Derrière des recommandations présentées comme scientifiques, des réseaux militants anti-alcool cherchent à influencer les politiques publiques américaines. Une stratégie assumée qui pose la question des limites entre recherche, idéologie et liberté individuelle.
Ces dernières années, on a assisté à une véritable obsession pour les politiques anti-alcool. Elles ne sont pas apparues par hasard.
À une époque où les décisions publiques devraient être fondées sur des preuves scientifiques solides, il est préoccupant de constater que certaines études et recommandations relatives à la consommation d’alcool ne reposent pas sur une analyse rigoureuse des données, mais sur l’influence de militants anti-alcool déterminés à instrumentaliser nos habitudes culturelles et personnelles afin d’étendre le champ d’intervention réglementaire de l’État.
Le rapport final de la commission d’enquête de la Chambre des représentants des États-Unis, intitulé Final Report – ICCPUD Alcohol Intake Study, met en lumière une étude fédérale sur l’alcool menée par l’Interagency Committee on the Prevention of Underage Drinking (ICCPUD). L’enquête parlementaire conclut que cette étude était en partie biaisée et directement influencée par des idéologies anti-alcool, et qu’elle a été conçue dans le but d’influencer les recommandations nutritionnelles officielles en matière de consommation d’alcool pour la période 2025-2030.

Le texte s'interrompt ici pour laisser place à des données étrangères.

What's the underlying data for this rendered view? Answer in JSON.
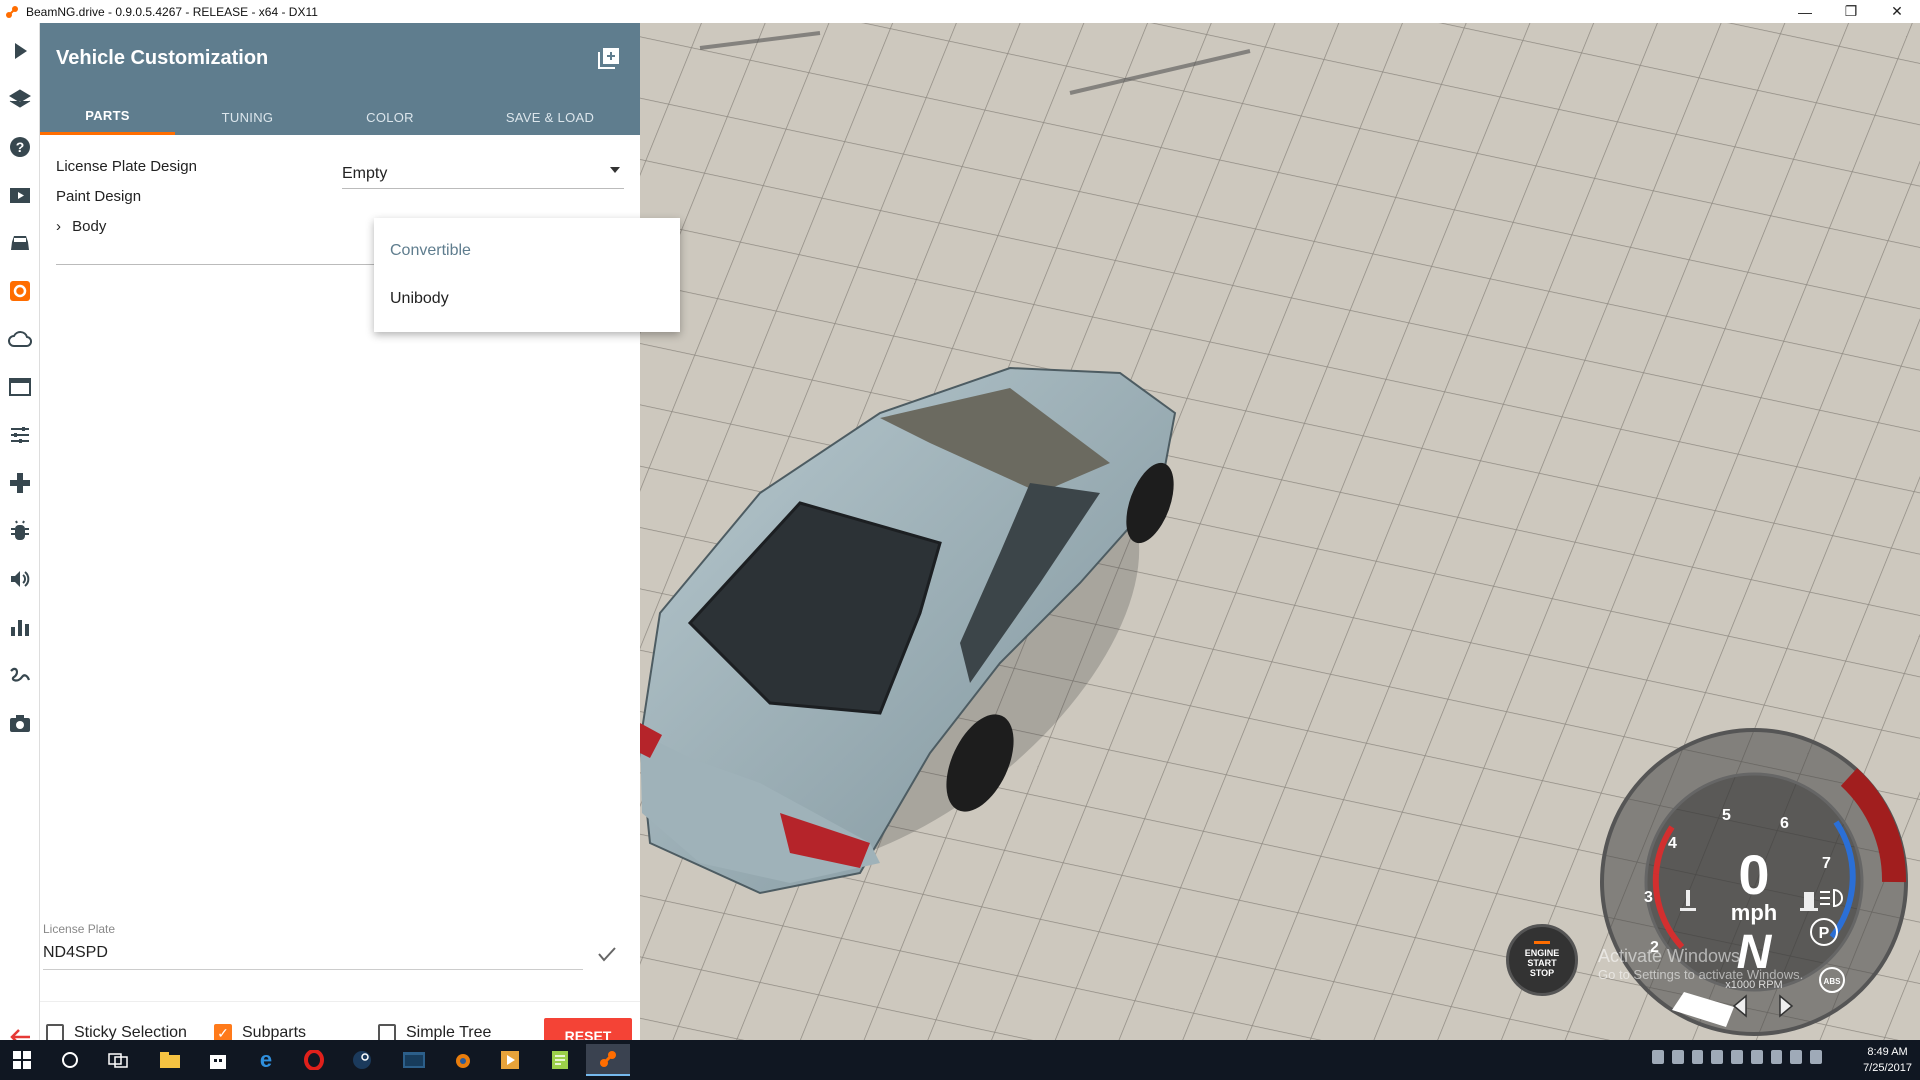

À première vue, l’argument avancé peut sembler louable : protéger la santé publique. Cependant, lorsqu’une étude destinée à servir de fondement à une politique publique est présélectionnée, biaisée et confiée à des chercheurs liés à des groupes militants anti-alcool, elle sort du champ scientifique pour devenir une norme idéologique imposée à l’ensemble de la population.
Le rapport parlementaire précise clairement que tous les membres sélectionnés pour superviser l’étude appartenaient à des organisations ou menaient des travaux défendant l’idée selon laquelle toute consommation d’alcool est dangereuse. Ils adhéraient strictement au modèle de santé canadien, fondé sur le postulat qu’aucune quantité d’alcool n’est sans risque.
Cette approche s’écarte de l’esprit du mandat initial confié par le Congrès aux National Academies of Sciences, Engineering, and Medicine (NASEM), lequel exigeait une évaluation scientifique équilibrée et rigoureuse du rôle de l’alcool dans le cadre des Dietary Guidelines for Americans. Or, selon les conclusions de la commission d’enquête, l’étude de l’ICCPUD s’est révélée redondante, inutile et potentiellement biaisée.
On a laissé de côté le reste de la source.